A sala do trono do khan é mais um local de lendas. Toda revestida de azulejos azuis com detalhes brancos, tem um teto alto sustentado por pilastras esculpidas de madeira e só três paredes, o que permite que o vento, captado lá no alto, circule melhor. Atrás de onde ficaria o trono, há três portas. Dizem que o khan, quando encarregado de julgar um criminoso, enviava o réu para a porta da esquerda se decidia que ele deveria ser libertado; para a porta do meio se decidia que ele deveria ser mantido preso; e para a porta da direita, se decidia que ele deveria ser executado. Pode-se subir tudo, até um terraço do palácio, bem em cima da muralha, de onde se tem uma linda visão de todo o complexo bege da cidade velha. O que se destaca mais na vista lá de cima são três grandes minaretes - magníficas estruturas que refletem como prismas o sol. Um deles, perto da Ark, é baixo, completamente coberto por linhas sucessivas de azulejos, criando mosaicos azuis que se mesclam com a cor intensa do céu sem nuvens. O minarete, chamado de Kalta Minor, parece nunca ter sido completado. Aparentemente, se tivesse sido, seria um dos mais altos do mundo.
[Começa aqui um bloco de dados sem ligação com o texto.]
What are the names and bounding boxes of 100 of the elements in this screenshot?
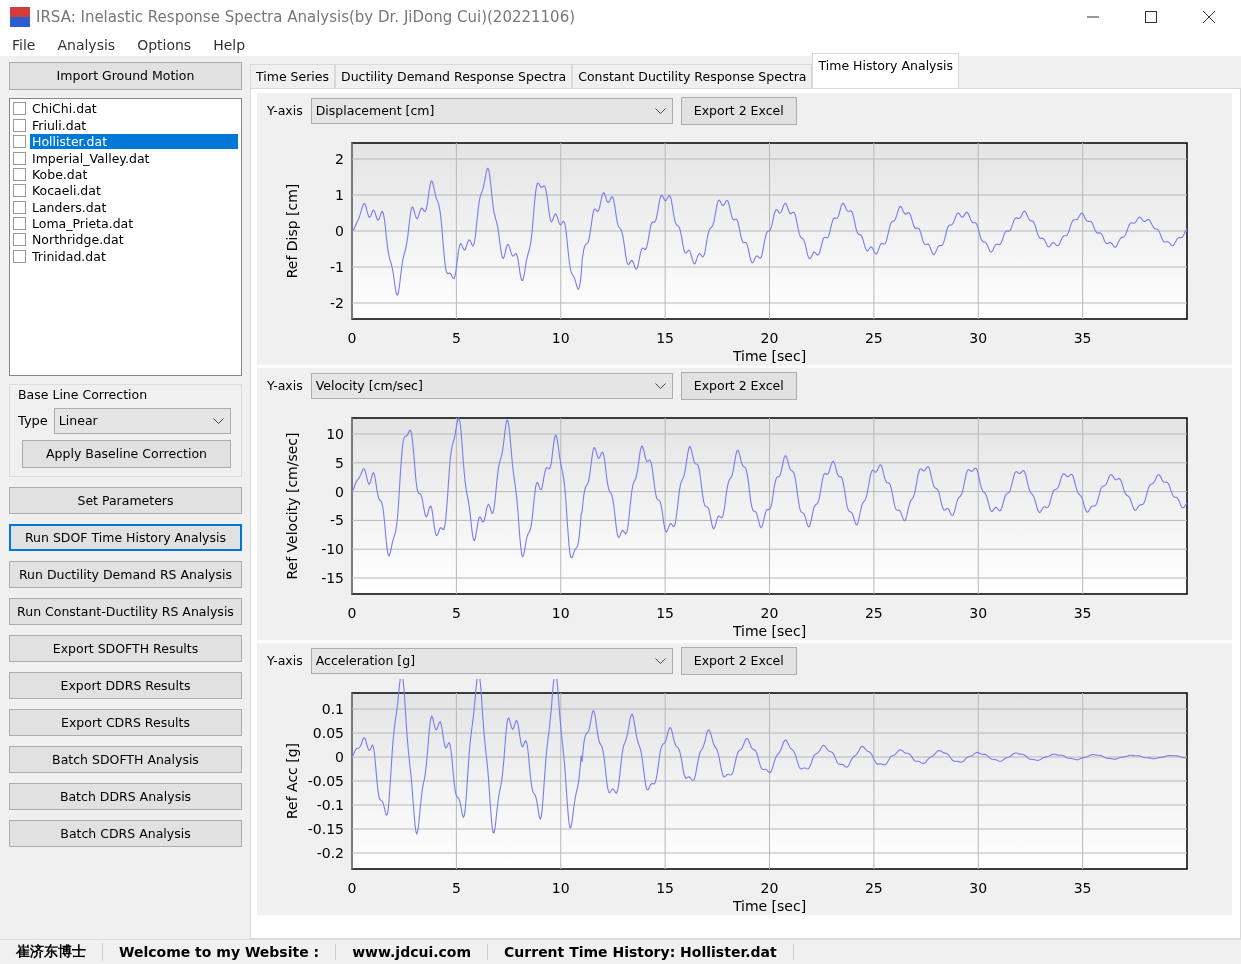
x-tick-label: 30 bbox=[969, 879, 988, 896]
x-axis-title: Time [sec] bbox=[732, 897, 807, 914]
ground-motion-item[interactable]: Friuli.dat bbox=[30, 117, 238, 133]
export-button[interactable]: Export 2 Excel bbox=[680, 96, 797, 125]
chevron-icon bbox=[654, 382, 666, 389]
action-button[interactable]: Set Parameters bbox=[9, 486, 242, 514]
action-button[interactable]: Batch SDOFTH Analysis bbox=[9, 745, 242, 773]
menu-item[interactable]: File bbox=[10, 37, 38, 54]
checkbox[interactable] bbox=[13, 102, 26, 116]
x-tick-label: 35 bbox=[1073, 879, 1092, 896]
ground-motion-item[interactable]: ChiChi.dat bbox=[30, 101, 238, 117]
yaxis-label: Y-axis bbox=[267, 103, 303, 119]
yaxis-label: Y-axis bbox=[267, 378, 303, 394]
y-tick-label: -0.05 bbox=[307, 772, 344, 789]
close-icon[interactable] bbox=[1203, 11, 1215, 24]
action-button[interactable]: Export CDRS Results bbox=[9, 708, 242, 736]
tab[interactable]: Ductility Demand Response Spectra bbox=[335, 63, 573, 88]
group-title: Base Line Correction bbox=[18, 386, 149, 402]
import-button[interactable]: Import Ground Motion bbox=[9, 61, 242, 90]
x-tick-label: 30 bbox=[969, 604, 988, 621]
checkbox[interactable] bbox=[13, 200, 26, 214]
y-axis-title: Ref Acc [g] bbox=[284, 742, 300, 819]
ground-motion-item[interactable]: Landers.dat bbox=[30, 199, 238, 215]
action-button[interactable]: Run SDOF Time History Analysis bbox=[9, 523, 242, 551]
y-tick-label: 10 bbox=[326, 425, 344, 442]
chevron-icon bbox=[654, 657, 666, 664]
y-tick-label: 2 bbox=[335, 150, 344, 167]
status-text: Welcome to my Website : bbox=[103, 943, 337, 960]
x-tick-label: 15 bbox=[656, 879, 675, 896]
ground-motion-item[interactable]: Kobe.dat bbox=[30, 166, 238, 182]
checkbox[interactable] bbox=[13, 151, 26, 165]
tab[interactable]: Constant Ductility Response Spectra bbox=[572, 63, 813, 88]
y-tick-label: 5 bbox=[335, 454, 344, 471]
checkbox[interactable] bbox=[13, 167, 26, 181]
x-tick-label: 20 bbox=[760, 329, 779, 346]
tab[interactable]: Time History Analysis bbox=[812, 52, 959, 88]
window-title: IRSA: Inelastic Response Spectra Analysis(by Dr. JiDong Cui)(20221106) bbox=[36, 8, 576, 27]
checkbox[interactable] bbox=[13, 233, 26, 247]
y-tick-label: 1 bbox=[335, 186, 344, 203]
checkbox[interactable] bbox=[13, 135, 26, 149]
action-button[interactable]: Batch CDRS Analysis bbox=[9, 819, 242, 847]
y-tick-label: -0.1 bbox=[316, 796, 344, 813]
type-dropdown[interactable]: Linear bbox=[53, 407, 231, 434]
checkbox[interactable] bbox=[13, 217, 26, 231]
x-tick-label: 15 bbox=[656, 604, 675, 621]
menu-item[interactable]: Analysis bbox=[55, 37, 118, 54]
y-axis-title: Ref Disp [cm] bbox=[284, 183, 300, 278]
y-tick-label: 0.1 bbox=[321, 700, 344, 717]
x-tick-label: 25 bbox=[864, 604, 883, 621]
export-button[interactable]: Export 2 Excel bbox=[680, 646, 797, 675]
ground-motion-item[interactable]: Loma_Prieta.dat bbox=[30, 216, 238, 232]
tab[interactable]: Time Series bbox=[250, 63, 335, 88]
x-tick-label: 20 bbox=[760, 879, 779, 896]
x-tick-label: 10 bbox=[551, 604, 570, 621]
yaxis-dropdown[interactable]: Acceleration [g] bbox=[310, 647, 673, 674]
x-tick-label: 0 bbox=[347, 604, 357, 621]
x-tick-label: 5 bbox=[451, 604, 461, 621]
y-tick-label: -5 bbox=[330, 512, 344, 529]
ground-motion-item[interactable]: Kocaeli.dat bbox=[30, 183, 238, 199]
x-tick-label: 5 bbox=[451, 879, 461, 896]
ground-motion-item[interactable]: Imperial_Valley.dat bbox=[30, 150, 238, 166]
ground-motion-item[interactable]: Hollister.dat bbox=[30, 134, 238, 150]
y-tick-label: -0.2 bbox=[316, 844, 344, 861]
action-button[interactable]: Export SDOFTH Results bbox=[9, 634, 242, 662]
x-tick-label: 5 bbox=[451, 329, 461, 346]
checkbox[interactable] bbox=[13, 249, 26, 263]
action-button[interactable]: Run Constant-Ductility RS Analysis bbox=[9, 597, 242, 625]
chevron-icon bbox=[213, 417, 224, 424]
x-tick-label: 25 bbox=[864, 329, 883, 346]
x-tick-label: 35 bbox=[1073, 604, 1092, 621]
y-tick-label: -1 bbox=[330, 258, 344, 275]
action-button[interactable]: Export DDRS Results bbox=[9, 671, 242, 699]
y-tick-label: -15 bbox=[321, 569, 344, 586]
apply-baseline-button[interactable]: Apply Baseline Correction bbox=[22, 439, 231, 468]
y-tick-label: 0 bbox=[335, 748, 344, 765]
x-axis-title: Time [sec] bbox=[732, 347, 807, 364]
status-text: 崔济东博士 bbox=[0, 942, 103, 961]
x-axis-title: Time [sec] bbox=[732, 622, 807, 639]
yaxis-dropdown[interactable]: Displacement [cm] bbox=[310, 97, 673, 124]
export-button[interactable]: Export 2 Excel bbox=[680, 371, 797, 400]
maximize-icon[interactable] bbox=[1145, 11, 1157, 24]
ground-motion-item[interactable]: Trinidad.dat bbox=[30, 248, 238, 264]
yaxis-label: Y-axis bbox=[267, 653, 303, 669]
yaxis-dropdown[interactable]: Velocity [cm/sec] bbox=[310, 372, 673, 399]
app-logo-icon bbox=[10, 7, 30, 28]
checkbox[interactable] bbox=[13, 184, 26, 198]
action-button[interactable]: Batch DDRS Analysis bbox=[9, 782, 242, 810]
x-tick-label: 0 bbox=[347, 879, 357, 896]
action-button[interactable]: Run Ductility Demand RS Analysis bbox=[9, 560, 242, 588]
y-axis-title: Ref Velocity [cm/sec] bbox=[284, 432, 300, 580]
x-tick-label: 15 bbox=[656, 329, 675, 346]
type-label: Type bbox=[18, 413, 48, 429]
menu-item[interactable]: Help bbox=[211, 37, 248, 54]
ground-motion-item[interactable]: Northridge.dat bbox=[30, 232, 238, 248]
x-tick-label: 10 bbox=[551, 879, 570, 896]
status-text: www.jdcui.com bbox=[336, 943, 489, 960]
checkbox[interactable] bbox=[13, 118, 26, 132]
menu-item[interactable]: Options bbox=[135, 37, 194, 54]
x-tick-label: 30 bbox=[969, 329, 988, 346]
y-tick-label: 0 bbox=[335, 483, 344, 500]
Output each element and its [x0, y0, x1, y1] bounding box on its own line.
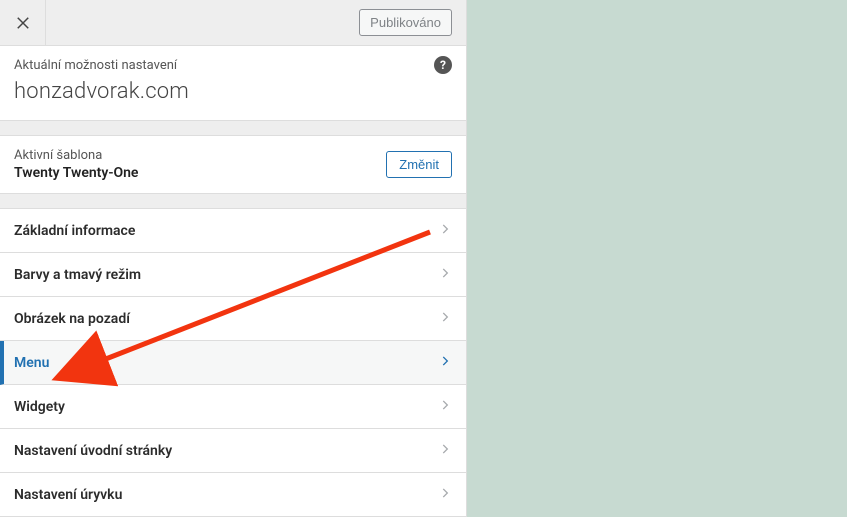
theme-name: Twenty Twenty-One [14, 165, 386, 181]
theme-caption: Aktivní šablona [14, 148, 386, 163]
chevron-right-icon [438, 309, 452, 328]
change-theme-button[interactable]: Změnit [386, 151, 452, 178]
help-icon[interactable]: ? [434, 56, 452, 74]
section-item-label: Základní informace [14, 223, 135, 239]
theme-info: Aktivní šablona Twenty Twenty-One [14, 148, 386, 181]
section-item[interactable]: Nastavení úryvku [0, 473, 466, 517]
chevron-right-icon [438, 397, 452, 416]
chevron-right-icon [438, 265, 452, 284]
publish-button[interactable]: Publikováno [359, 9, 452, 36]
section-item[interactable]: Menu [0, 341, 466, 385]
section-item-label: Nastavení úvodní stránky [14, 443, 172, 459]
section-item-label: Widgety [14, 399, 65, 415]
preview-area [467, 0, 847, 517]
section-item-label: Obrázek na pozadí [14, 311, 130, 327]
section-item-label: Barvy a tmavý režim [14, 267, 141, 283]
spacer [0, 121, 466, 135]
panel-header: Aktuální možnosti nastavení honzadvorak.… [0, 46, 466, 121]
customizer-panel: Publikováno Aktuální možnosti nastavení … [0, 0, 467, 517]
section-item[interactable]: Widgety [0, 385, 466, 429]
section-item-label: Menu [14, 355, 49, 371]
chevron-right-icon [438, 441, 452, 460]
chevron-right-icon [438, 353, 452, 372]
spacer [0, 194, 466, 208]
section-list: Základní informace Barvy a tmavý režim Obr… [0, 208, 466, 517]
site-title: honzadvorak.com [14, 79, 452, 104]
section-item-label: Nastavení úryvku [14, 487, 122, 503]
section-item[interactable]: Obrázek na pozadí [0, 297, 466, 341]
chevron-right-icon [438, 221, 452, 240]
section-item[interactable]: Základní informace [0, 209, 466, 253]
panel-header-caption: Aktuální možnosti nastavení [14, 58, 452, 73]
topbar: Publikováno [0, 0, 466, 46]
section-item[interactable]: Barvy a tmavý režim [0, 253, 466, 297]
close-icon [14, 14, 32, 32]
section-item[interactable]: Nastavení úvodní stránky [0, 429, 466, 473]
chevron-right-icon [438, 485, 452, 504]
close-button[interactable] [0, 0, 46, 46]
theme-block: Aktivní šablona Twenty Twenty-One Změnit [0, 135, 466, 194]
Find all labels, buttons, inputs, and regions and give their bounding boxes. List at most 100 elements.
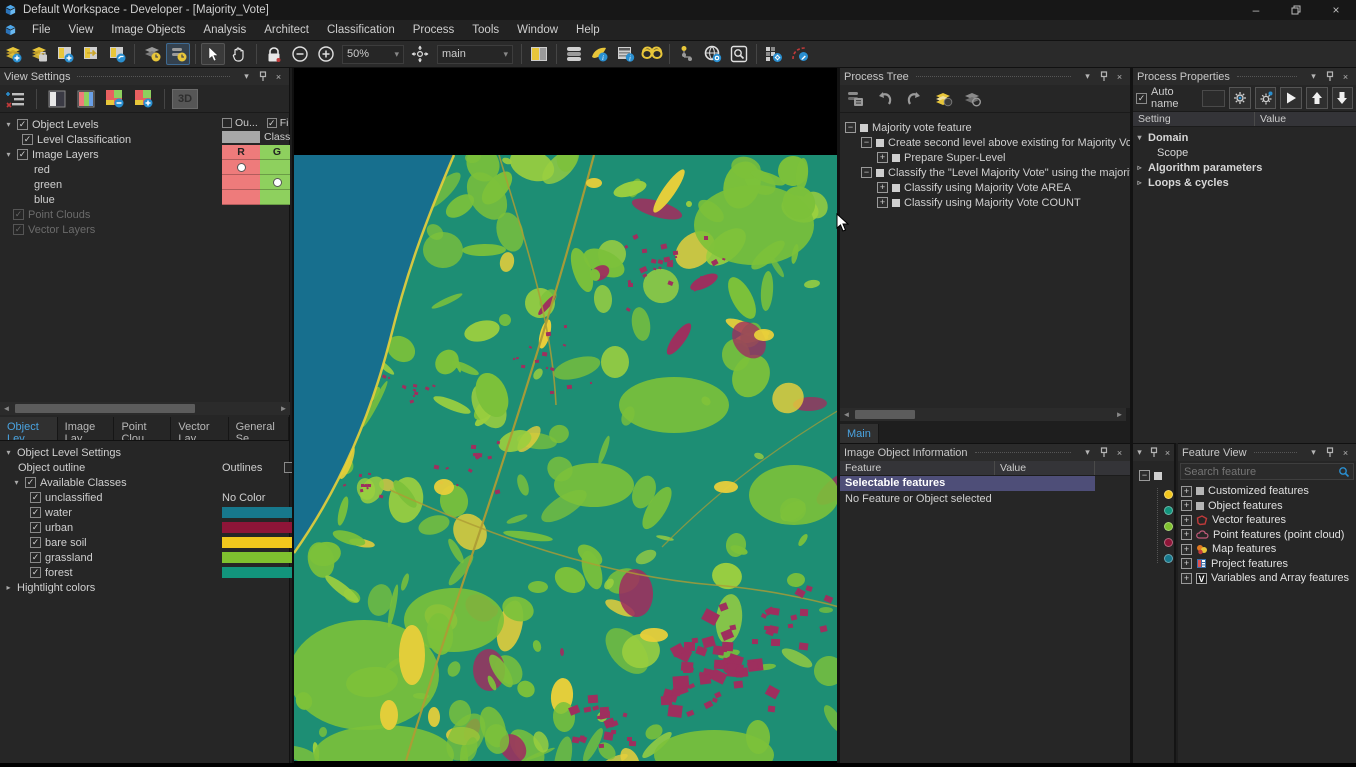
select-cursor-button[interactable] [201,43,225,65]
add-workspace-button[interactable] [53,43,77,65]
class-dot-water[interactable] [1164,554,1173,563]
class-dot-bare-soil[interactable] [1164,490,1173,499]
fv-vector-features[interactable]: +Vector features [1178,513,1356,528]
fv-map-features[interactable]: +Map features [1178,542,1356,557]
expand-icon[interactable]: ▹ [1135,163,1144,172]
expand-box-icon[interactable]: + [1181,558,1192,569]
tree-row-class-urban[interactable]: ✓urban [30,520,127,535]
layer-ops-button[interactable] [960,88,984,110]
checkbox-checked[interactable]: ✓ [17,119,28,130]
map-select[interactable]: main▾ [437,45,513,64]
pin-icon[interactable] [1097,70,1110,83]
search-input[interactable] [1184,466,1338,478]
close-icon[interactable]: × [1339,70,1352,83]
close-icon[interactable]: × [1339,446,1352,459]
lock-view-button[interactable] [262,43,286,65]
tree-row-ols-root[interactable]: ▾Object Level Settings [4,445,127,460]
radio-selected[interactable] [273,178,282,187]
collapse-icon[interactable]: ▾ [12,478,21,487]
tree-row-blue[interactable]: blue [34,192,131,207]
checkbox-checked[interactable]: ✓ [30,552,41,563]
scrollbar-thumb[interactable] [855,410,915,419]
value-column-header[interactable]: Value [995,461,1095,475]
menu-help[interactable]: Help [567,21,609,39]
remove-view-button[interactable] [103,88,127,110]
process-history-button[interactable] [166,43,190,65]
fv-project-features[interactable]: +Project features [1178,557,1356,572]
pin-icon[interactable] [1323,446,1336,459]
tree-row-class-water[interactable]: ✓water [30,505,127,520]
process-node-2[interactable]: +Prepare Super-Level [877,150,1153,165]
pp-row-algorithm-parameters[interactable]: ▹Algorithm parameters [1135,160,1354,175]
edit-vector-button[interactable] [788,43,812,65]
move-down-button[interactable] [1332,87,1354,109]
close-icon[interactable]: × [1113,70,1126,83]
layer-history-button[interactable] [140,43,164,65]
menu-classification[interactable]: Classification [318,21,404,39]
collapse-icon[interactable]: ▾ [4,150,13,159]
close-icon[interactable]: × [272,70,285,83]
undo-button[interactable] [873,88,897,110]
scroll-right-icon[interactable]: ► [1113,410,1126,419]
edit-algorithm-button[interactable] [1229,87,1251,109]
tree-row-highlight-colors[interactable]: ▸Hightlight colors [4,580,127,595]
class-dot-forest[interactable] [1164,506,1173,515]
expand-box-icon[interactable]: + [1181,486,1192,497]
classified-map-image[interactable] [294,155,839,761]
panel-menu-icon[interactable]: ▾ [1081,446,1094,459]
menu-file[interactable]: File [23,21,60,39]
minimize-button[interactable]: – [1236,0,1276,20]
process-tree-button[interactable] [675,43,699,65]
new-project-button[interactable] [1,43,25,65]
pin-icon[interactable] [1148,446,1159,459]
horizontal-scrollbar[interactable]: ◄ ► [0,402,290,415]
class-color-swatch-bare-soil[interactable] [222,537,302,548]
collapse-icon[interactable]: ▾ [1135,133,1144,142]
checkbox-checked[interactable]: ✓ [25,477,36,488]
scroll-right-icon[interactable]: ► [277,404,290,413]
expand-icon[interactable]: ▹ [1135,178,1144,187]
panel-menu-icon[interactable]: ▾ [1081,70,1094,83]
panel-menu-icon[interactable]: ▾ [1134,446,1145,459]
edit-level-button[interactable] [4,88,28,110]
auto-name-checkbox[interactable]: ✓ [1136,93,1147,104]
collapse-icon[interactable]: ▾ [4,448,13,457]
checkbox-checked[interactable]: ✓ [22,134,33,145]
manage-plates-button[interactable] [762,43,786,65]
outline-checkbox[interactable] [222,118,232,128]
collapse-icon[interactable]: ▾ [4,120,13,129]
scroll-left-icon[interactable]: ◄ [0,404,13,413]
tree-row-class-bare-soil[interactable]: ✓bare soil [30,535,127,550]
show-classification-button[interactable] [640,43,664,65]
checkbox-checked[interactable]: ✓ [30,507,41,518]
redo-button[interactable] [902,88,926,110]
expand-box-icon[interactable]: + [1181,544,1192,555]
red-channel-column[interactable]: R [222,145,260,205]
scrollbar-thumb[interactable] [15,404,195,413]
strip-root-row[interactable]: − [1139,470,1162,481]
pan-hand-button[interactable] [227,43,251,65]
fv-object-features[interactable]: +Object features [1178,499,1356,514]
pp-row-domain[interactable]: ▾Domain [1135,130,1354,145]
pin-icon[interactable] [256,70,269,83]
close-icon[interactable]: × [1162,446,1173,459]
class-color-swatch-grassland[interactable] [222,552,302,563]
expand-box-icon[interactable]: + [1181,573,1192,584]
expand-box-icon[interactable]: + [1181,529,1192,540]
zoom-out-button[interactable] [288,43,312,65]
feature-search-box[interactable] [1180,463,1354,480]
zoom-in-button[interactable] [314,43,338,65]
collapse-box-icon[interactable]: − [1139,470,1150,481]
menu-analysis[interactable]: Analysis [194,21,255,39]
move-up-button[interactable] [1306,87,1328,109]
panel-menu-icon[interactable]: ▾ [1307,446,1320,459]
class-color-swatch-urban[interactable] [222,522,302,533]
value-column-header[interactable]: Value [1255,112,1356,126]
collapse-box-icon[interactable]: − [861,137,872,148]
collapse-box-icon[interactable]: − [845,122,856,133]
pin-icon[interactable] [1097,446,1110,459]
tree-row-image-layers[interactable]: ▾✓Image Layers [4,147,131,162]
tree-row-object-levels[interactable]: ▾✓Object Levels [4,117,131,132]
process-node-5[interactable]: +Classify using Majority Vote COUNT [877,195,1153,210]
pp-row-loops-cycles[interactable]: ▹Loops & cycles [1135,175,1354,190]
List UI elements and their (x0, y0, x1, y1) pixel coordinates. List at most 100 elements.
Outro minarete, o Islom Huja, é o contrário, magro e se estica no céu. É o mais alto da cidade (45 metros), um verdadeiro imã para os olhos e para os pés. Subi-lo pela espiral de degraus íngremes, no escuro calor, na companhia das piadas de meus dois novos amigos franceses, foi cansativo e não foi. O suor se misturou ao sorriso. Fiquei me perguntando - quantos brasileiros já estiveram aqui? Quantos um dia vão estar? "No ano passado, recebemos uns seis", disse um dos donos do hotel Arqonchi, que fica em Ichon-Qala, onde pernoitei. "Mas você é o primeiro, e único, neste ano." Quem são vocês, meus compatriotas, que cruzaram o planeta como eu para conhecer um local tão improvável?
Descobri depois que os azulejos azuis, que me chamaram tanto a atenção na Ark, são algo comum nas dezenas de madrassas, mesquitas e mausoléus. Os tetos são especiais, esculpidos com motivos geométricos e coloridos, parecendo tapetes persas. E as pilastras sustentando os tetos são sempre ricamente esculpidas. A técnica para dar forma a esses troncos parece ser uma tradição local, que está sendo passada a uma nova geração de entusiasmados artesãos em Ichon-Qala.
Perto do mausoléu de Pahlavon Makhmud, outro lindo prédio da cidade velha, o entoar de um suave cântico islâmico por um mulá afastou meus olhos da técnica de um jovem que esculpia um grande tronco numa oficina ao lado. O cântico, suave e hipnoticamente repetitivo, reverberava na brisa fervente, ecoava dentro dos meus ouvidos e na minha cabeça. Talvez o cântico estivesse no ar há um bom tempo, desde quando eu comecei a caminhar pela cidade. Talvez até nunca tivesse deixado de ser entoado desde os tempos dos khans.
Cheguei até o mausoléu. Adentrei seu humilde portão de tijolos ocres. Tirei meus sapatos. Pisei no tapete de uma sala redonda, alta e fresca - com paredes completamente cobertas por azulejos azuis, alguns com misteriosas inscrições em árabe. Os azulejos seguiam até o teto, onde ficava a cúpula coberta por azul do lado de fora, facilmente identificável de qualquer ponto de Ichon-Qala. O mulá estava sentado do lado direito, no chão. Algumas pessoas estavam sentadas à frente dele, em um silêncio reverente, com as mãos abertas na altura do peito e voltadas para o teto, como se esperando algo lhe cair dos céus. Uma sensação de veneração tão grande.
Ao sair do mausoléu, cruzei com um grupo de mulheres uzbeques que sorriu para mim. Usavam vestidos longos, cor de rosa, vermelho, branco. Dentes de ouro, cabelos presos numa única trança, a sombrinha também colorida para proteger do sol, sem pressa a caminhar. Poucos turistas por aqui. Tanta beleza para ser vista.